Pierre-Charles Le Mettay (19 July 1726, Fécamp, Province of Normandy - 29 March 1759, Paris) was a French painter, primarily of mythological scenes, and designer. His last name has several spelling variations and his first name is sometimes given as Pierre-Joseph.

==Biography==
He was the son of a goldsmith. His mother died five days after his baptism. When he came of age, he was apprenticed to an engineer in Sercus, but soon realized that he was not learning the skills that matched his aspirations. Aged barely sixteen, he managed to find a position in the studios of François Boucher. Within five years, he was ready to compete with other artists at the Académie royale de peinture et de sculpture and was awarded the Prix de Rome for painting in 1747.

When he arrived at the French Academy in Rome, he spent much of his time doing religious painting rather than following the school's curriculum. In 1751, nevertheless, the new Director, Charles-Joseph Natoire, chose him as one of four students who would do paintings for the General Directorate of Naples, despite opposition from the Marquis de Marigny who felt that Mettay had no talent and had ignored his studies too much.

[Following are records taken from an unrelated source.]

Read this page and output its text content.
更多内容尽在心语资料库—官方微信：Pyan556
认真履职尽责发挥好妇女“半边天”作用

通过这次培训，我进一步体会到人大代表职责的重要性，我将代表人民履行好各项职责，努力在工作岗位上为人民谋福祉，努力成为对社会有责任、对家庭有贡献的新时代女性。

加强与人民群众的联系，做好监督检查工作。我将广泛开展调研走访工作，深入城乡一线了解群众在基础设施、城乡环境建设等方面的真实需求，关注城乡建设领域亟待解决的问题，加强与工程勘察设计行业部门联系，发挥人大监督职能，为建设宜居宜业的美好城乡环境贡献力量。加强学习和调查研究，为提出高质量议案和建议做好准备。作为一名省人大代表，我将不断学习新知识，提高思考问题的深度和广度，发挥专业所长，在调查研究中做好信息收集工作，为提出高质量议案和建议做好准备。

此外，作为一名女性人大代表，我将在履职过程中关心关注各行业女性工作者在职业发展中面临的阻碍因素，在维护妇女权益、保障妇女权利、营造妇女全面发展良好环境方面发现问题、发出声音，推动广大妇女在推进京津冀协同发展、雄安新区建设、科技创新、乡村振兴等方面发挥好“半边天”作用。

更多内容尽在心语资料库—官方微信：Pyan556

He went to Naples in 1753, followed by a trip through the main Adriatic ports. He remained in Turin long enough to be presented at court and receive several commissions. In 1756, he returned to Paris.

With some assistance from Boucher, he created paintings from sketches of Greece, made by the architect Julien-David Le Roy on his recent visit there, then did the same for a set of engravings by Jacques-Philippe Le Bas, which were issued in two folios. On the basis of this work, he presented himself for membership in the royal academy and was accepted as a candidate in 1757. Shortly after, he began to exhibit at the Salon and received great praise from the Mercure de France.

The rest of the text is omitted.